A devout advocate of the philosophy of nonviolence and the belief that all men and women are created equal, John Lewis was a preeminent leader of the modern American civil rights movement. He then represented the Fifth Congressional District of Georgia in the U.S. House of Representatives for more than thirty years.
Early Life
Born to a sharecropper family in Pike County, Alabama, on February 21, 1940, John R. Lewis was educated at the American Baptist Theological Seminary and Fisk University, both in Nashville, Tennessee. While a college student in the early 1960s, he was swept into the sit-in movement. By sitting at lunch counters, public libraries, and other places designated for whites only in Nashville and dozens of other cities throughout the South, young people like Lewis protested what were known as Jim Crow laws, which segregated African Americans and whites. Trained in methods of nonviolent resistance, the young protesters refused to submit to what they regarded as immoral and un-American laws. They were arrested and, in many instances, beaten savagely by white southerners who resisted integration.
Civil Rights Activism
Lewis put his life on the line at several of the best-known battlegrounds in the modern African American struggle for equal rights. He was arrested numerous times for acting on his beliefs. Lewis was one of a small group of men and women who protested the segregation of interstate bus terminals in 1961 by traveling in integrated groups through the South. These Freedom Rides attracted national attention. When Lewis and others were attacked by white segregationists at a bus station in Montgomery, Alabama, they made national headlines and publicized the plight of Black Americans under a racially segregated social order.

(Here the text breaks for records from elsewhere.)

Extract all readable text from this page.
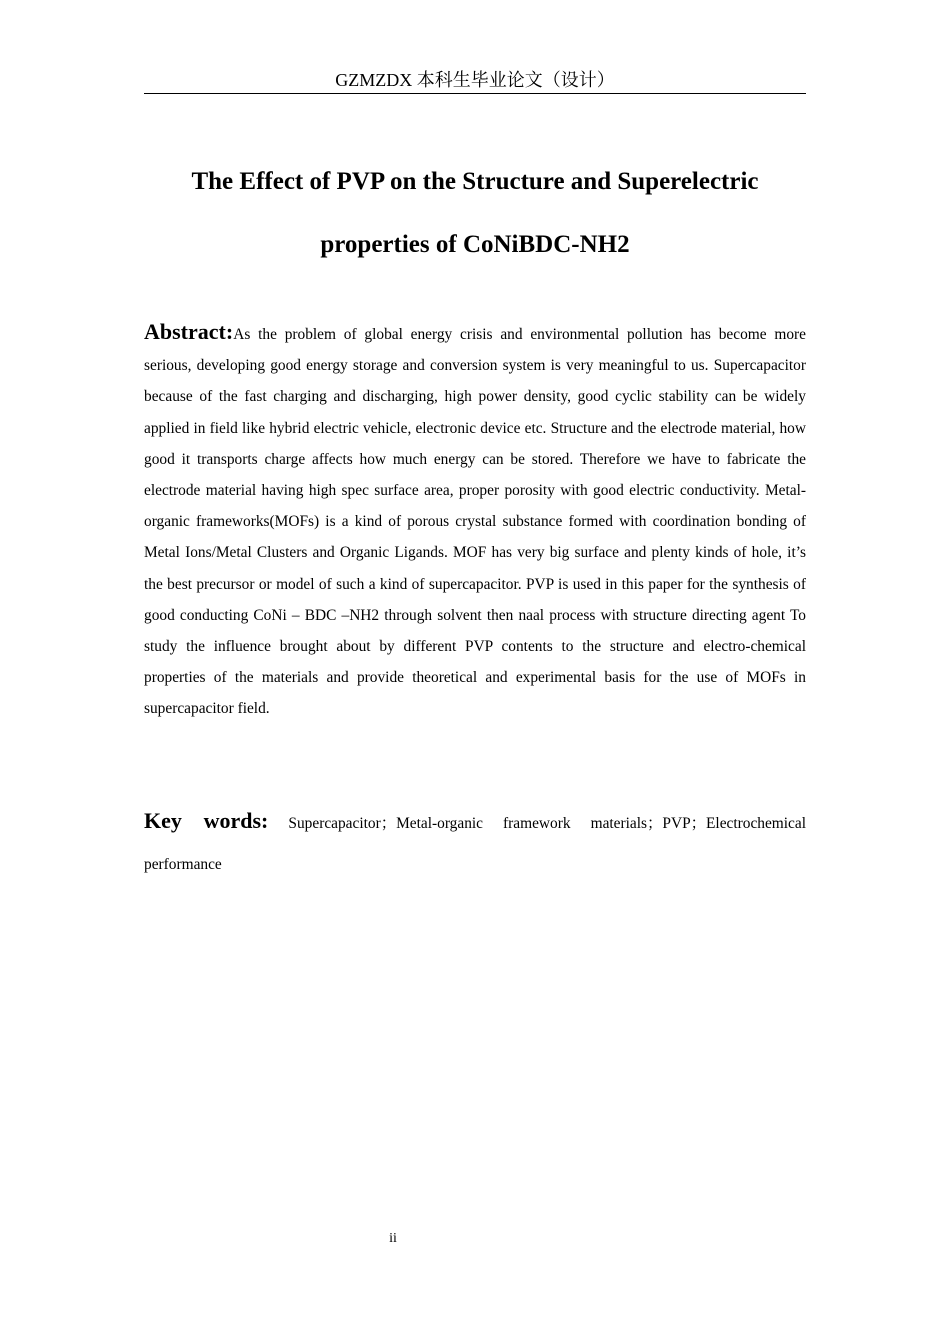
GZMZDX 本科生毕业论文（设计）
The Effect of PVP on the Structure and Superelectric properties of CoNiBDC-NH2

Abstract:As the problem of global energy crisis and environmental pollution has become more serious, developing good energy storage and conversion system is very meaningful to us. Supercapacitor because of the fast charging and discharging, high power density, good cyclic stability can be widely applied in field like hybrid electric vehicle, electronic device etc. Structure and the electrode material, how good it transports charge affects how much energy can be stored. Therefore we have to fabricate the electrode material having high spec surface area, proper porosity with good electric conductivity. Metal-organic frameworks(MOFs) is a kind of porous crystal substance formed with coordination bonding of Metal Ions/Metal Clusters and Organic Ligands. MOF has very big surface and plenty kinds of hole, it’s the best precursor or model of such a kind of supercapacitor. PVP is used in this paper for the synthesis of good conducting CoNi – BDC –NH2 through solvent then naal process with structure directing agent To study the influence brought about by different PVP contents to the structure and electro-chemical properties of the materials and provide theoretical and experimental basis for the use of MOFs in supercapacitor field.

Key words: Supercapacitor；Metal-organic framework materials；PVP；Electrochemical performance

ii
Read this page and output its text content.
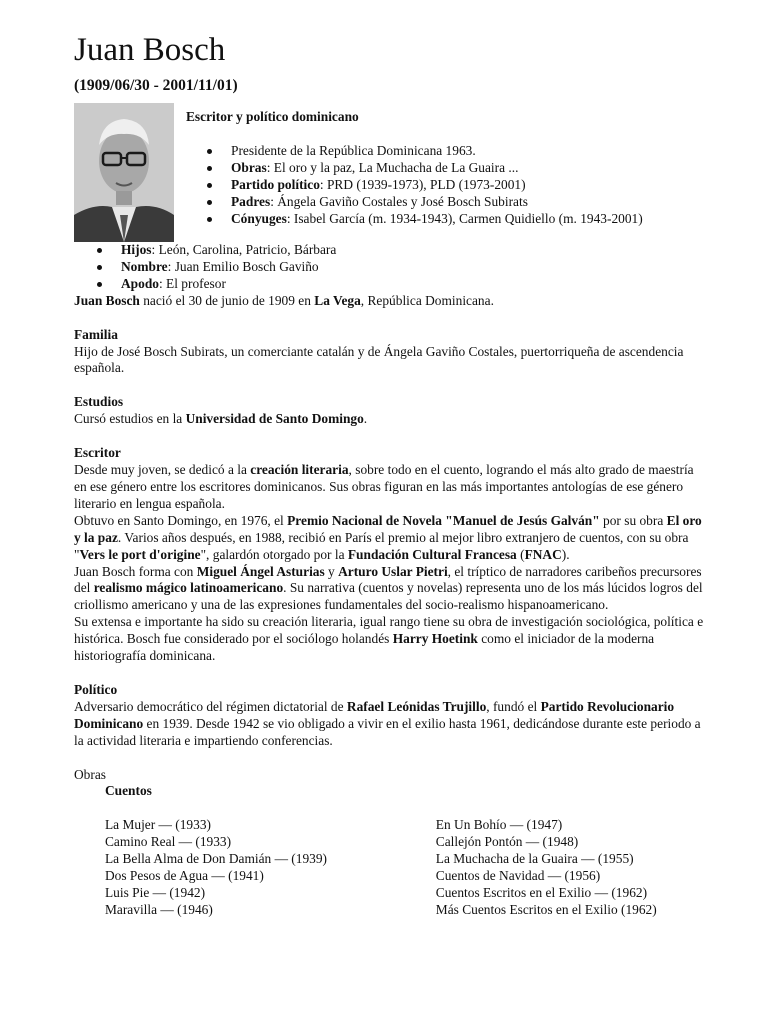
Juan Bosch
(1909/06/30 - 2001/11/01)
Escritor y político dominicano
Presidente de la República Dominicana 1963.
Obras: El oro y la paz, La Muchacha de La Guaira ...
Partido político: PRD (1939-1973), PLD (1973-2001)
Padres: Ángela Gaviño Costales y José Bosch Subirats
Cónyuges: Isabel García (m. 1934-1943), Carmen Quidiello (m. 1943-2001)
Hijos: León, Carolina, Patricio, Bárbara
Nombre: Juan Emilio Bosch Gaviño
Apodo: El profesor

Juan Bosch nació el 30 de junio de 1909 en La Vega, República Dominicana.

Familia

Hijo de José Bosch Subirats, un comerciante catalán y de Ángela Gaviño Costales, puertorriqueña de ascendencia española.

Estudios

Cursó estudios en la Universidad de Santo Domingo.

Escritor

Desde muy joven, se dedicó a la creación literaria, sobre todo en el cuento, logrando el más alto grado de maestría en ese género entre los escritores dominicanos. Sus obras figuran en las más importantes antologías de ese género literario en lengua española.

Obtuvo en Santo Domingo, en 1976, el Premio Nacional de Novela "Manuel de Jesús Galván" por su obra El oro y la paz. Varios años después, en 1988, recibió en París el premio al mejor libro extranjero de cuentos, con su obra "Vers le port d'origine", galardón otorgado por la Fundación Cultural Francesa (FNAC).

Juan Bosch forma con Miguel Ángel Asturias y Arturo Uslar Pietri, el tríptico de narradores caribeños precursores del realismo mágico latinoamericano. Su narrativa (cuentos y novelas) representa uno de los más lúcidos logros del criollismo americano y una de las expresiones fundamentales del socio-realismo hispanoamericano.

Su extensa e importante ha sido su creación literaria, igual rango tiene su obra de investigación sociológica, política e histórica. Bosch fue considerado por el sociólogo holandés Harry Hoetink como el iniciador de la moderna historiografía dominicana.

Político

Adversario democrático del régimen dictatorial de Rafael Leónidas Trujillo, fundó el Partido Revolucionario Dominicano en 1939. Desde 1942 se vio obligado a vivir en el exilio hasta 1961, dedicándose durante este periodo a la actividad literaria e impartiendo conferencias.

Obras
Cuentos
La Mujer — (1933)
Camino Real — (1933)
La Bella Alma de Don Damián — (1939)
Dos Pesos de Agua — (1941)
Luis Pie — (1942)
Maravilla — (1946)
En Un Bohío — (1947)
Callejón Pontón — (1948)
La Muchacha de la Guaira — (1955)
Cuentos de Navidad — (1956)
Cuentos Escritos en el Exilio — (1962)
Más Cuentos Escritos en el Exilio (1962)
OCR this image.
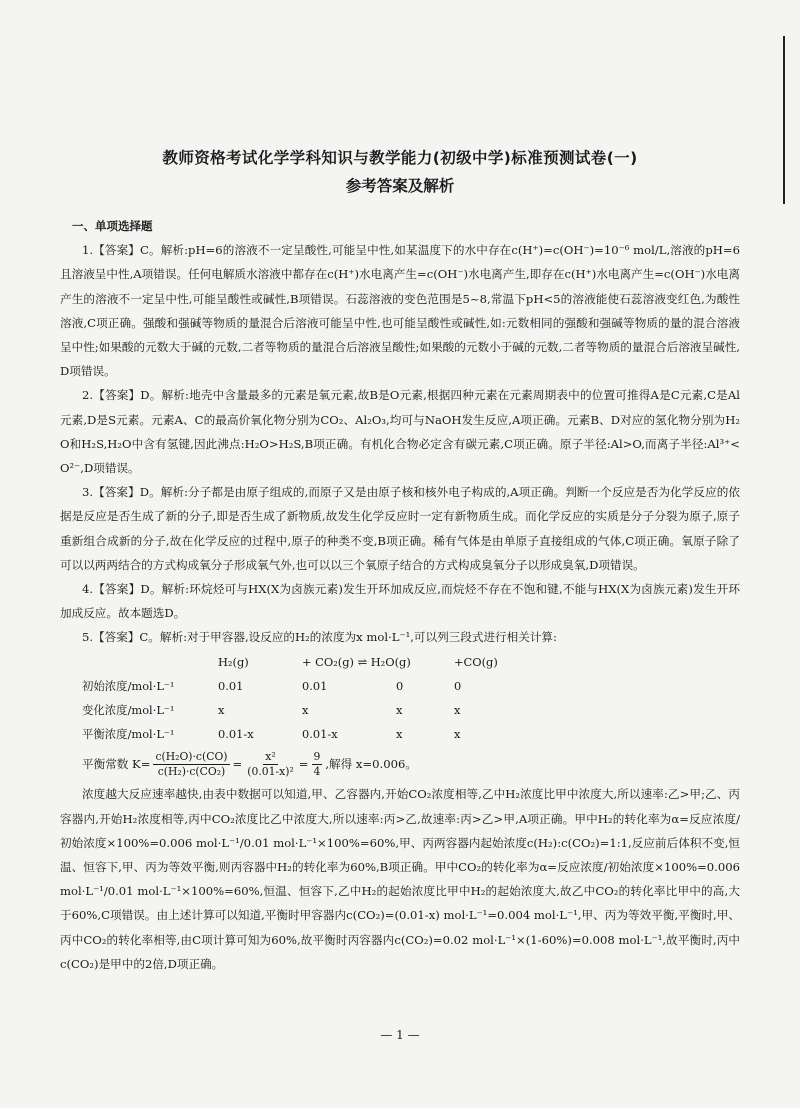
教师资格考试化学学科知识与教学能力(初级中学)标准预测试卷(一)
参考答案及解析
一、单项选择题

1.【答案】C。解析:pH=6的溶液不一定呈酸性,可能呈中性,如某温度下的水中存在c(H⁺)=c(OH⁻)=10⁻⁶ mol/L,溶液的pH=6且溶液呈中性,A项错误。任何电解质水溶液中都存在c(H⁺)水电离产生=c(OH⁻)水电离产生,即存在c(H⁺)水电离产生=c(OH⁻)水电离产生的溶液不一定呈中性,可能呈酸性或碱性,B项错误。石蕊溶液的变色范围是5~8,常温下pH<5的溶液能使石蕊溶液变红色,为酸性溶液,C项正确。强酸和强碱等物质的量混合后溶液可能呈中性,也可能呈酸性或碱性,如:元数相同的强酸和强碱等物质的量的混合溶液呈中性;如果酸的元数大于碱的元数,二者等物质的量混合后溶液呈酸性;如果酸的元数小于碱的元数,二者等物质的量混合后溶液呈碱性,D项错误。

2.【答案】D。解析:地壳中含量最多的元素是氧元素,故B是O元素,根据四种元素在元素周期表中的位置可推得A是C元素,C是Al元素,D是S元素。元素A、C的最高价氧化物分别为CO₂、Al₂O₃,均可与NaOH发生反应,A项正确。元素B、D对应的氢化物分别为H₂O和H₂S,H₂O中含有氢键,因此沸点:H₂O>H₂S,B项正确。有机化合物必定含有碳元素,C项正确。原子半径:Al>O,而离子半径:Al³⁺<O²⁻,D项错误。

3.【答案】D。解析:分子都是由原子组成的,而原子又是由原子核和核外电子构成的,A项正确。判断一个反应是否为化学反应的依据是反应是否生成了新的分子,即是否生成了新物质,故发生化学反应时一定有新物质生成。而化学反应的实质是分子分裂为原子,原子重新组合成新的分子,故在化学反应的过程中,原子的种类不变,B项正确。稀有气体是由单原子直接组成的气体,C项正确。氧原子除了可以以两两结合的方式构成氧分子形成氧气外,也可以以三个氧原子结合的方式构成臭氧分子以形成臭氧,D项错误。

4.【答案】D。解析:环烷烃可与HX(X为卤族元素)发生开环加成反应,而烷烃不存在不饱和键,不能与HX(X为卤族元素)发生开环加成反应。故本题选D。

5.【答案】C。解析:对于甲容器,设反应的H₂的浓度为x mol·L⁻¹,可以列三段式进行相关计算:

	H₂(g)	+ CO₂(g) ⇌ H₂O(g)		+CO(g)
初始浓度/mol·L⁻¹	0.01	0.01	0	0
变化浓度/mol·L⁻¹	x	x	x	x
平衡浓度/mol·L⁻¹	0.01-x	0.01-x	x	x
平衡常数 $K= \frac{\text{c(H₂O)·c(CO)}}{\text{c(H₂)·c(CO₂)}} = \frac{\text{x²}}{\text{(0.01-x)²}} = \frac{9}{4}$ ,解得 x=0.006。

浓度越大反应速率越快,由表中数据可以知道,甲、乙容器内,开始CO₂浓度相等,乙中H₂浓度比甲中浓度大,所以速率:乙>甲;乙、丙容器内,开始H₂浓度相等,丙中CO₂浓度比乙中浓度大,所以速率:丙>乙,故速率:丙>乙>甲,A项正确。甲中H₂的转化率为α=反应浓度/初始浓度×100%=0.006 mol·L⁻¹/0.01 mol·L⁻¹×100%=60%,甲、丙两容器内起始浓度c(H₂):c(CO₂)=1:1,反应前后体积不变,恒温、恒容下,甲、丙为等效平衡,则丙容器中H₂的转化率为60%,B项正确。甲中CO₂的转化率为α=反应浓度/初始浓度×100%=0.006 mol·L⁻¹/0.01 mol·L⁻¹×100%=60%,恒温、恒容下,乙中H₂的起始浓度比甲中H₂的起始浓度大,故乙中CO₂的转化率比甲中的高,大于60%,C项错误。由上述计算可以知道,平衡时甲容器内c(CO₂)=(0.01-x) mol·L⁻¹=0.004 mol·L⁻¹,甲、丙为等效平衡,平衡时,甲、丙中CO₂的转化率相等,由C项计算可知为60%,故平衡时丙容器内c(CO₂)=0.02 mol·L⁻¹×(1-60%)=0.008 mol·L⁻¹,故平衡时,丙中c(CO₂)是甲中的2倍,D项正确。

— 1 —
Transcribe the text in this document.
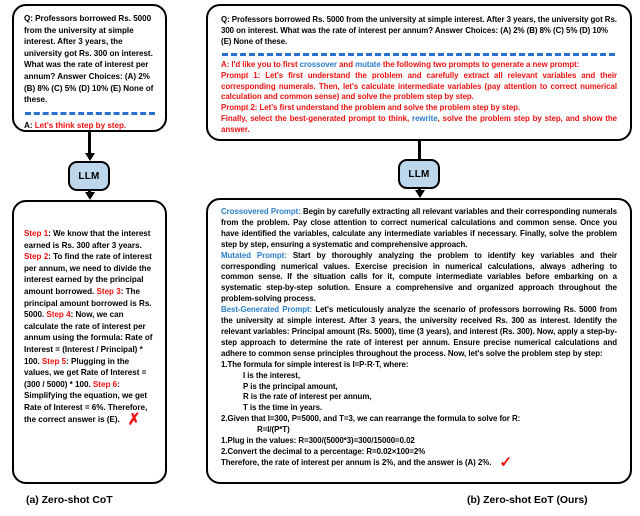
Q: Professors borrowed Rs. 5000 from the university at simple interest. After 3 years, the university got Rs. 300 on interest. What was the rate of interest per annum? Answer Choices: (A) 2% (B) 8% (C) 5% (D) 10% (E) None of these.
A: Let's think step by step.
LLM
Step 1: We know that the interest earned is Rs. 300 after 3 years. Step 2: To find the rate of interest per annum, we need to divide the interest earned by the principal amount borrowed. Step 3: The principal amount borrowed is Rs. 5000. Step 4: Now, we can calculate the rate of interest per annum using the formula: Rate of Interest = (Interest / Principal) * 100. Step 5: Plugging in the values, we get Rate of Interest = (300 / 5000) * 100. Step 6: Simplifying the equation, we get Rate of Interest = 6%. Therefore, the correct answer is (E). ✗
(a) Zero-shot CoT
Q: Professors borrowed Rs. 5000 from the university at simple interest. After 3 years, the university got Rs. 300 on interest. What was the rate of interest per annum? Answer Choices: (A) 2% (B) 8% (C) 5% (D) 10% (E) None of these.
A: I'd like you to first crossover and mutate the following two prompts to generate a new prompt:
Prompt 1: Let's first understand the problem and carefully extract all relevant variables and their corresponding numerals. Then, let's calculate intermediate variables (pay attention to correct numerical calculation and common sense) and solve the problem step by step.
Prompt 2: Let's first understand the problem and solve the problem step by step.
Finally, select the best-generated prompt to think, rewrite, solve the problem step by step, and show the answer.
LLM
Crossovered Prompt: Begin by carefully extracting all relevant variables and their corresponding numerals from the problem. Pay close attention to correct numerical calculations and common sense. Once you have identified the variables, calculate any intermediate variables if necessary. Finally, solve the problem step by step, ensuring a systematic and comprehensive approach.
Mutated Prompt: Start by thoroughly analyzing the problem to identify key variables and their corresponding numerical values. Exercise precision in numerical calculations, always adhering to common sense. If the situation calls for it, compute intermediate variables before embarking on a systematic step-by-step solution. Ensure a comprehensive and organized approach throughout the problem-solving process.
Best-Generated Prompt: Let's meticulously analyze the scenario of professors borrowing Rs. 5000 from the university at simple interest. After 3 years, the university received Rs. 300 as interest. Identify the relevant variables: Principal amount (Rs. 5000), time (3 years), and interest (Rs. 300). Now, apply a step-by-step approach to determine the rate of interest per annum. Ensure precise numerical calculations and adhere to common sense principles throughout the process. Now, let's solve the problem step by step:
1.The formula for simple interest is I=P·R·T, where:
I is the interest,
P is the principal amount,
R is the rate of interest per annum,
T is the time in years.
2.Given that I=300, P=5000, and T=3, we can rearrange the formula to solve for R:
R=I/(P*T)
1.Plug in the values: R=300/(5000*3)=300/15000=0.02
2.Convert the decimal to a percentage: R=0.02×100=2%
Therefore, the rate of interest per annum is 2%, and the answer is (A) 2%. ✓
(b) Zero-shot EoT (Ours)
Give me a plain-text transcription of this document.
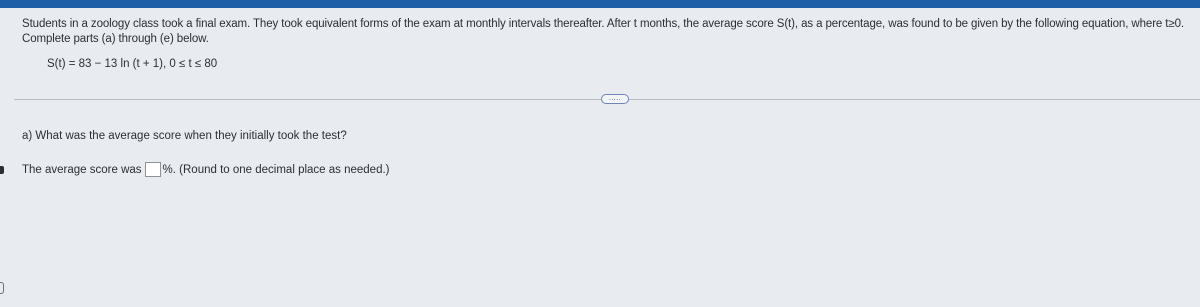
Students in a zoology class took a final exam. They took equivalent forms of the exam at monthly intervals thereafter. After t months, the average score S(t), as a percentage, was found to be given by the following equation, where t≥0. Complete parts (a) through (e) below.

S(t) = 83 − 13 ln (t + 1), 0 ≤ t ≤ 80
.....
a) What was the average score when they initially took the test?
The average score was %. (Round to one decimal place as needed.)
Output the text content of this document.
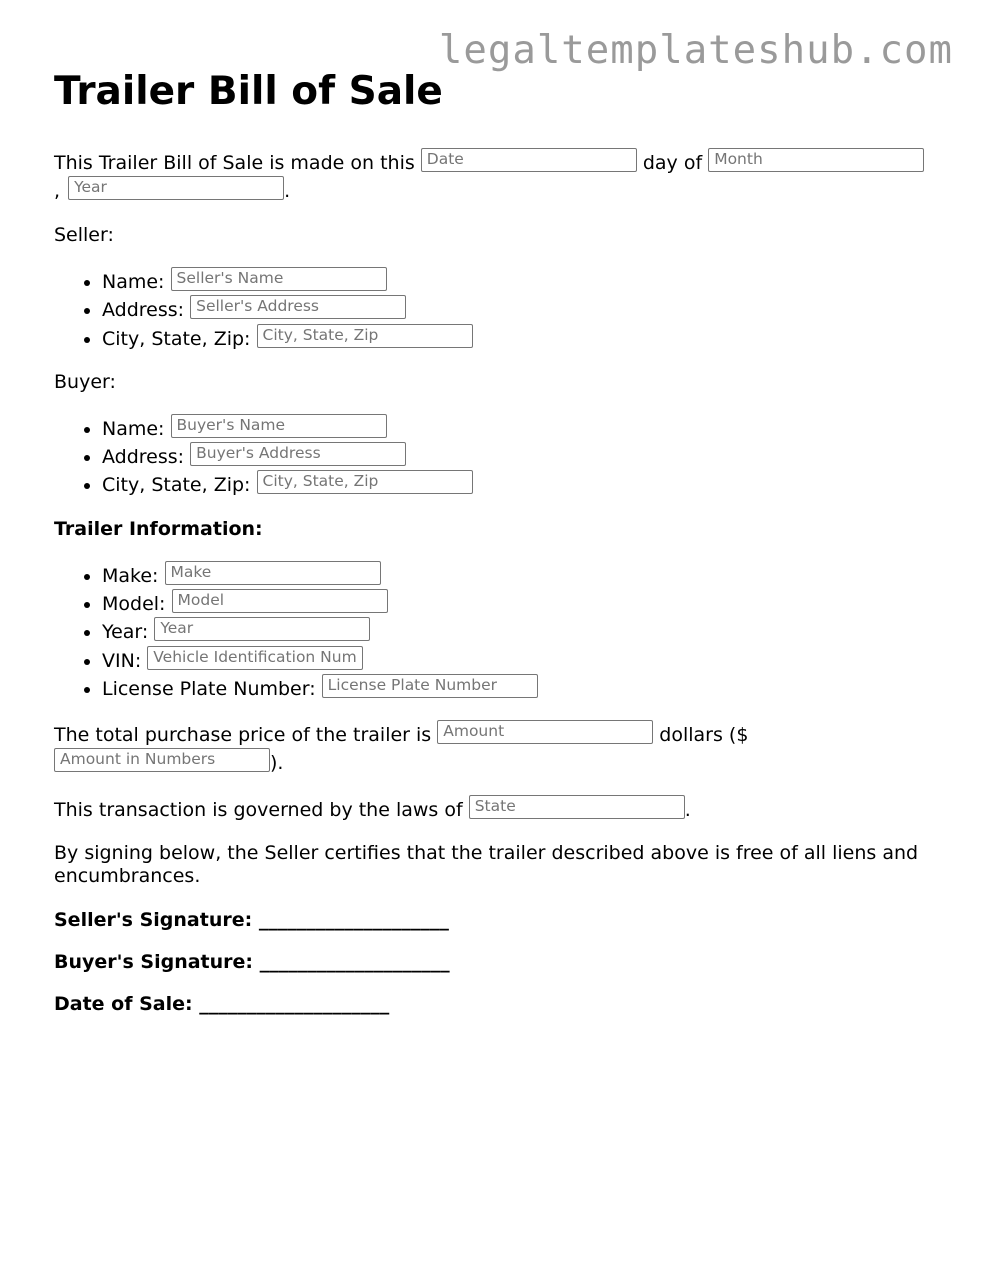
legaltemplateshub.com
Trailer Bill of Sale

This Trailer Bill of Sale is made on this Date	day of Month
, Year	.

Seller:

• Name: Seller's Name
• Address: Seller's Address
• City, State, Zip: City, State, Zip

Buyer:

• Name: Buyer's Name
• Address: Buyer's Address
• City, State, Zip: City, State, Zip

Trailer Information:

• Make: Make
• Model: Model
• Year: Year
• VIN: Vehicle Identification Num
• License Plate Number: License Plate Number

The total purchase price of the trailer is Amount	dollars ($
Amount in Numbers	).

This transaction is governed by the laws of State	.

By signing below, the Seller certifies that the trailer described above is free of all liens and encumbrances.

Seller's Signature: ____________________

Buyer's Signature: ____________________

Date of Sale: ____________________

In 1963 Lewis was elected chair of the Student Nonviolent Coordinating Committee (SNCC), an Atlanta-based civil rights organization that emerged from the college students’ sit-in movement and was devoted to direct action; he remained in the post until 1966. Along with Martin Luther King Jr. and several others, he was a speaker at the August 1963 March on Washington for Jobs and Freedom. He helped coordinate SNCC’s 1964 “Freedom Summer” project in Mississippi.
In 1965 Alabama state troopers beat Lewis and some 600 civil rights activists as he led them on a march across the Edmund Pettus Bridge from Selma, Alabama, to Montgomery, the state’s capital. News cameras captured the beatings and broadcast them to a national audience. The outrage that followed what came to be known as “Bloody Sunday” helped create a consensus that resulted in the passage of the landmark Voting Rights Act later that year.
Lewis moved to Atlanta as chair of SNCC in 1963. Disagreements about Black Power ideology and the role of whites in the organization drove Lewis from SNCC in 1966, but Atlanta remained his home. A series of jobs—including the executive directorship of the Southern Regional Council’s Voter Education Project and the associate directorship of ACTION, the federal agency for volunteer service—took him to other places, but he kept returning, and came to play an outsized role in the city’s public life. It was during this period that Lewis met his future wife, Lillian Miles, who was working as a librarian at Atlanta University. The two married in 1968 and later had a son, John-Miles Lewis. Though she continued her own work as an academic and educator, Lillian Miles Lewis was a steadfast supporter of her husband’s political career, acting as both confidante and consultant until her death in 2013.
The Political Arena
Lewis won elected office for the first time in 1981, when he secured an at-large seat on the Atlanta City Council. He resigned that seat in 1986 to run for the U.S. House of Representatives. Lewis faced Julian Bond, another SNCC veteran and a close friend, in the Democratic primary. Lewis defeated Bond in what became a surprisingly bitter primary runoff and then won the general election. He remained popular with voters in the years thereafter, winning reelection for sixteen consecutive terms, while serving in several leadership positions in the House Democratic caucus.
Lewis received numerous honorary degrees and awards for public service, including the National Association for the Advancement of Colored People’s Spingarn Medal, the John F. Kennedy Profile in Courage Award, the Martin Luther King Jr. Nonviolent Peace Prize, and the Presidential Medal of Freedom. In 1998 he published a memoir, Walking with the Wind, which won the Lillian Smith Book Award (named for Georgia writer Lillian Smith and administered by the Southern Regional Council) and an award from the Georgia Writers Association. In 2013 he published March (Book One), the first of a trilogy of graphic novels chronicling the history of the civil rights movement. The second book, March (Book Two), appeared in 2015, and the third installment, March (Book Three), received a National Book Award upon its publication in 2016.
Lewis died of pancreatic cancer on July 17, 2020.